A post-exploitation malware Framework set down within the Microsoft Exchange Servers of organizations in various sectors across multiple regions. This campaign seems to be gathering intelligence and is tethered to a targeted state-sponsored campaign.
“IceApple” described as 18 separate modules with various functions that include File Exfiltration, Credential Harvesting, File and Directory Deletion.
CrowdStrike Team’s analysis indicates these modules are designed to run only in-memory to avoid leaving any traces on a compromised system.
The other detection evading techniques used in the framework also suggests the adversary’s deep knowledge about Internet Information Services (IIS) Web Applications.
During analysis of the threat, the team found threat actors frequently exploiting the infected system with the help of IceApple malware.
“While IceApple has been observed being deployed on Microsoft Exchange Server instances, it is actually capable of running under any IIS Web application,” Said Param Singh – Vice president of CrowdStrike Falcon Threat Hunting Services.
CrowdStrike discovered IceApple in late 2021 while developing detections for malicious activity involving so-called reflective .NET assembly loads.
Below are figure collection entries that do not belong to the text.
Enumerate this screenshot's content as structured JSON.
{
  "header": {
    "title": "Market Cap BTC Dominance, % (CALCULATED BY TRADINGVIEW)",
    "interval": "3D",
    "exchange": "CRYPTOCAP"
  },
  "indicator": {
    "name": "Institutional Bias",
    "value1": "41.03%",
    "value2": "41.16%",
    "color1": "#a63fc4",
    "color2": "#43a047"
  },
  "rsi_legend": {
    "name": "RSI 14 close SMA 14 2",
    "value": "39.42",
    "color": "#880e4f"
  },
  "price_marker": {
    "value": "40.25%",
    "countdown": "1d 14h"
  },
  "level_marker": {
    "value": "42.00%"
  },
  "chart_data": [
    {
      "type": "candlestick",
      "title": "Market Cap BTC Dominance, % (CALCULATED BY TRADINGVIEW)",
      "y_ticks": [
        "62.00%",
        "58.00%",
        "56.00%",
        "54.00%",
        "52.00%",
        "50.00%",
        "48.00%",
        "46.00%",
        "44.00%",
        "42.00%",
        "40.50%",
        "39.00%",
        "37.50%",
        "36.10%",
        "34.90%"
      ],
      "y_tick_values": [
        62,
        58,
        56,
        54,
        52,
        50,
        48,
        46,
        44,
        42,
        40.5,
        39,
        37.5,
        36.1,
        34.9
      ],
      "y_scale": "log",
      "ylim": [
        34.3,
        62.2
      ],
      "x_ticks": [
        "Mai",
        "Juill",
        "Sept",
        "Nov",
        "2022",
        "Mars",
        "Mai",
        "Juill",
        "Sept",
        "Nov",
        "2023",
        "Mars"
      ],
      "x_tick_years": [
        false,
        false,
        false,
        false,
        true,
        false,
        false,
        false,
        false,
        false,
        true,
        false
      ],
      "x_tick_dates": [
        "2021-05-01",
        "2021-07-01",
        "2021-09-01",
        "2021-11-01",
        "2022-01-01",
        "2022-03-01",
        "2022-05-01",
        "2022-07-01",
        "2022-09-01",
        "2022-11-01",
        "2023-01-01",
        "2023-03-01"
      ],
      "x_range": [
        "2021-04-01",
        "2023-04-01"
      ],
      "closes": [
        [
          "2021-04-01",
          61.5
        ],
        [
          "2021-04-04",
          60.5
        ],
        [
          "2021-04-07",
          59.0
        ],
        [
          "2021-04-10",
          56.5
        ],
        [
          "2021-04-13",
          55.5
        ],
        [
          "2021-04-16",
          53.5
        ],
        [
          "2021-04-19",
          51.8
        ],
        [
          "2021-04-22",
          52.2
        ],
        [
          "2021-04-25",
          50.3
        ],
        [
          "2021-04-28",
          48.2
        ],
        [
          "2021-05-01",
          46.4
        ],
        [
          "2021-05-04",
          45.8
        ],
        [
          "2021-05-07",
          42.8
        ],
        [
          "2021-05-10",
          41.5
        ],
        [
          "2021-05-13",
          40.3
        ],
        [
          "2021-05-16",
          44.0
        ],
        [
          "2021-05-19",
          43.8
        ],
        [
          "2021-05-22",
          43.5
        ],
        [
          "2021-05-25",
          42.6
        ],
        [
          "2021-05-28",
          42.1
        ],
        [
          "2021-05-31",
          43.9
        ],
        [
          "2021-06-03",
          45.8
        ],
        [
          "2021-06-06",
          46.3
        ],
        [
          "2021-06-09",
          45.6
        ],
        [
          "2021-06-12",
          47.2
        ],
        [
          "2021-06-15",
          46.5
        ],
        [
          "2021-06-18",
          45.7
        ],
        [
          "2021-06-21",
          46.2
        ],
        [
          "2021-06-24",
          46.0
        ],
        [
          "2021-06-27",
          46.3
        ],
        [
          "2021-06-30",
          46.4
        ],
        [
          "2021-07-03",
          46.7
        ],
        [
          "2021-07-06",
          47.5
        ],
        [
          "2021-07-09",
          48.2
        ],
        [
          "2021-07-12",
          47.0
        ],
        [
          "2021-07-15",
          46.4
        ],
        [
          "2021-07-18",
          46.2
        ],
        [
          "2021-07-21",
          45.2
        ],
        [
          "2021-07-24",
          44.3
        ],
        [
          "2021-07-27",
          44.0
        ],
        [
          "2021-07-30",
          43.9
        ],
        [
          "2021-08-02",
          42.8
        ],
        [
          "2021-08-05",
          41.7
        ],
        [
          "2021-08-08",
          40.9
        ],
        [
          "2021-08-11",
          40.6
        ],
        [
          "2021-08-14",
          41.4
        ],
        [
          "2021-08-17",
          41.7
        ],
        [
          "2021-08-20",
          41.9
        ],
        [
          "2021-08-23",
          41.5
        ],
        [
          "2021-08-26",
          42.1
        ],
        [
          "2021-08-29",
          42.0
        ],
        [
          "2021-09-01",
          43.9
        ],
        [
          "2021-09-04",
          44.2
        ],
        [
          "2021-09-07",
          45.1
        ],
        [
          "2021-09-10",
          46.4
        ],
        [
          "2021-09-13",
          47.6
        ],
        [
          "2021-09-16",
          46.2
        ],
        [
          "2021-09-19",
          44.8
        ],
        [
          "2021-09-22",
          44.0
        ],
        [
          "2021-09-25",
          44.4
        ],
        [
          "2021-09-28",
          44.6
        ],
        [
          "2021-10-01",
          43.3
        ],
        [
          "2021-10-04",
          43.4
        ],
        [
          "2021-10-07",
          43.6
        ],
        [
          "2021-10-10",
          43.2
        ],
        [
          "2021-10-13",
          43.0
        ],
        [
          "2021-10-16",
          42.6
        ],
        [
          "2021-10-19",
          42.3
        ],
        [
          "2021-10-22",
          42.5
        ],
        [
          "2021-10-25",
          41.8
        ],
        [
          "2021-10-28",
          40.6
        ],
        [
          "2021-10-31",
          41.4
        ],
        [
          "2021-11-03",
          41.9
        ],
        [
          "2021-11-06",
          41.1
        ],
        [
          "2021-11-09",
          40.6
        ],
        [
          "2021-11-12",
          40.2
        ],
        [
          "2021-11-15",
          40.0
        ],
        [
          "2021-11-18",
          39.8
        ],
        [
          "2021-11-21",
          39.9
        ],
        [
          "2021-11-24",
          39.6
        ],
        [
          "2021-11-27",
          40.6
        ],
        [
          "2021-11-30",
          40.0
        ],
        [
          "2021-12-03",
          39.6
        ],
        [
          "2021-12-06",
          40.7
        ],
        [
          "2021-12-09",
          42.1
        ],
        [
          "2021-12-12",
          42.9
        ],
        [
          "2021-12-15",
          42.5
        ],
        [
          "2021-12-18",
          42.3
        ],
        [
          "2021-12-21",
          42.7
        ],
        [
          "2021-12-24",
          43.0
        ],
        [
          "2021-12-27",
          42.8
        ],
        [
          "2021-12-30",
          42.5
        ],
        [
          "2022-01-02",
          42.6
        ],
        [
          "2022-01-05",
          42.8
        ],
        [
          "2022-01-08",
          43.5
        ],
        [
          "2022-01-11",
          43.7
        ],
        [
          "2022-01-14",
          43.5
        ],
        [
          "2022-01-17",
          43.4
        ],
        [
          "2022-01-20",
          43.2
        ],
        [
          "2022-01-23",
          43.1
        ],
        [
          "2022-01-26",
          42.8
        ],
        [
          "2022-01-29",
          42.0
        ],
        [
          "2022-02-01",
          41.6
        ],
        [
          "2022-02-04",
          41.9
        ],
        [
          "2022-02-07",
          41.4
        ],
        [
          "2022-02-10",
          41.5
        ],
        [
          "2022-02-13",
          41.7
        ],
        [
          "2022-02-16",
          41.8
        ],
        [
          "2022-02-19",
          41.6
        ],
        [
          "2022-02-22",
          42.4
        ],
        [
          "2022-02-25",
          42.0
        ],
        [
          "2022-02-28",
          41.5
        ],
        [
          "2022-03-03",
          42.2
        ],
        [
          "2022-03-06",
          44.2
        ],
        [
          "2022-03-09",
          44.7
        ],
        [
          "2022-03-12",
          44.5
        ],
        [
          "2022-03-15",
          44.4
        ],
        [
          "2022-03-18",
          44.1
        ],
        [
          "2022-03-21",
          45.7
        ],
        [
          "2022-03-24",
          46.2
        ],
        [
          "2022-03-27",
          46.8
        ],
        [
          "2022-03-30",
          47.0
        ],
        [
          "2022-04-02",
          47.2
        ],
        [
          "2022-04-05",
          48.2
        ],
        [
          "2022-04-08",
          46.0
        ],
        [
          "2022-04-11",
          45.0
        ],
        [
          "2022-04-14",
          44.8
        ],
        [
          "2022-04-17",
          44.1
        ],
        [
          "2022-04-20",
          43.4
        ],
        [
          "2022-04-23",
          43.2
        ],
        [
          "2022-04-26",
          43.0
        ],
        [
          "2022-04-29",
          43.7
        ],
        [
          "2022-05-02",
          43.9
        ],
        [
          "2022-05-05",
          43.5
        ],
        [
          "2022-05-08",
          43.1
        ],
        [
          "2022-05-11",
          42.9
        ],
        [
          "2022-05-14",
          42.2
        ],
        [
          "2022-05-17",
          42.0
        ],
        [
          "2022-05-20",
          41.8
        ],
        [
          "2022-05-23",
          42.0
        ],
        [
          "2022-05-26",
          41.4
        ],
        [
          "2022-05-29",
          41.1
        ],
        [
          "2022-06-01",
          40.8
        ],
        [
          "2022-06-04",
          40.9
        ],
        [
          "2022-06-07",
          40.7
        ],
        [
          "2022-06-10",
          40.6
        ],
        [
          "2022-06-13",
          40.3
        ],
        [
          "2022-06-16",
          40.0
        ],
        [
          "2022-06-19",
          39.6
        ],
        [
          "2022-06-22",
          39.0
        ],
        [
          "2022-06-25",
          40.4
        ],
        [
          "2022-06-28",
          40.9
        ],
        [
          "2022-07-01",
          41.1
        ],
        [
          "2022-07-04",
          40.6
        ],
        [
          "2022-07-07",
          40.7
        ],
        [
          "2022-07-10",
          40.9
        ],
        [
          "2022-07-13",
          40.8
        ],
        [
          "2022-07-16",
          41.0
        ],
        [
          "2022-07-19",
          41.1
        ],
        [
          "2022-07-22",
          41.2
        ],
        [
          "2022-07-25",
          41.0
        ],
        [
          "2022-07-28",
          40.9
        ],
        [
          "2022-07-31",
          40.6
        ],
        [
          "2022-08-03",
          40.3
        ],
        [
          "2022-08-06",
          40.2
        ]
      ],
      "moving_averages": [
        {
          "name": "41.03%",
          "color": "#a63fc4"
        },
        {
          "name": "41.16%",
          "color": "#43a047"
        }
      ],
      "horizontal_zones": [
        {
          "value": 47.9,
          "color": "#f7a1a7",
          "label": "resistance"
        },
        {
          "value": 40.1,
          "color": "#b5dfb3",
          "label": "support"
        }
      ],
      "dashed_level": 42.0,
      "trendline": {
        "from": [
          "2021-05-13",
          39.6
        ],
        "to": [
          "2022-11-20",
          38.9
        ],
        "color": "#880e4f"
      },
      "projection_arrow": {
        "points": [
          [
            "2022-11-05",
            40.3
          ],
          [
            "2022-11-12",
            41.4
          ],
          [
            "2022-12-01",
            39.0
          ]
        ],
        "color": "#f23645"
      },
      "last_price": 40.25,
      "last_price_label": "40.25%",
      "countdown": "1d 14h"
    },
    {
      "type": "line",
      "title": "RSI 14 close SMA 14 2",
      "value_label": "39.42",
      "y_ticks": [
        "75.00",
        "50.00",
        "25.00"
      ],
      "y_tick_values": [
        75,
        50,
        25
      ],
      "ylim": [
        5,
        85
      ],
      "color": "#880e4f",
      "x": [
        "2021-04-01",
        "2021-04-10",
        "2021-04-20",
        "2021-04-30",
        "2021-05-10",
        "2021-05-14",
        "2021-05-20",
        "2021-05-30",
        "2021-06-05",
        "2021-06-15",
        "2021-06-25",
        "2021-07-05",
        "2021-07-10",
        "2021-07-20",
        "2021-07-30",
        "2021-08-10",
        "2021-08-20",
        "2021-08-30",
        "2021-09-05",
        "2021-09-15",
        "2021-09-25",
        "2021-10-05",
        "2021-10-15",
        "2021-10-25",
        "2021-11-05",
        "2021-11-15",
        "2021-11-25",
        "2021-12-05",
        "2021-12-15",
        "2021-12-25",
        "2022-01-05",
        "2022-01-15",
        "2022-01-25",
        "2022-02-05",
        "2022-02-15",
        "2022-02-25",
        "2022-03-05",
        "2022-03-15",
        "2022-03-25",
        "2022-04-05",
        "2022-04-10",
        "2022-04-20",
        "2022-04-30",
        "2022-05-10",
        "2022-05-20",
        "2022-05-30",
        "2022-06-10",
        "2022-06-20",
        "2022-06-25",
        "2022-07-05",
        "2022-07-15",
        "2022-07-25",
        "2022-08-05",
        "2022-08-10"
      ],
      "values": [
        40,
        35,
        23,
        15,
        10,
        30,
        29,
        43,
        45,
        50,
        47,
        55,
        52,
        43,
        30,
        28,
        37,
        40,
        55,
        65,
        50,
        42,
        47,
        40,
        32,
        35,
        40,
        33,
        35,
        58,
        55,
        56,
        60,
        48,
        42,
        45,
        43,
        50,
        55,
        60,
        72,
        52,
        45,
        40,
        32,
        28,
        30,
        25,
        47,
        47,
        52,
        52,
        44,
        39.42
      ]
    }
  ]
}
Reflective code loading is like process injection except that code is loaded into a process’s own memory rather than that of another process.
“.NET assemblies form the cornerstone of Microsoft’s .NET framework,” Singh says. “An assembly can function as either a stand-alone application in the form of an EXE file or as a library for use in other applications as a DLL.”
IceApple’s modular design gave the adversary a way to build every single piece of functionality into its own “.NET assembly” and then reflectively load each function as needed.
“If not caught, this technique can leave security defenders completely blind to such attacks,” Singh says. “For example, defenders will see a legitimate application like a Web server connecting out to a suspicious IP; however, they have no means of knowing what code is triggering that connection.”
This malware is using several unique tactics to escape detection. One of them is to use undocumented files in the IIS. The other is to blend into the environment appearing to be normal IIS temporary files using assembly file names.
This framework exfiltrates data in several ways. The team instances with two modules as follows,
- File Exfiltrator module – pilfers a single file from the target host.
- Multi-file Exfiltrator module – multiple files are encrypted, compressed, and exfiltered from the target host.
“This campaign is currently active and effective,” he warns. “But it is unknown at the moment how many organizations may have been impacted by this campaign beyond where CrowdStrike has visibility and those that might have been indirectly impacted via supply chain or other methods.”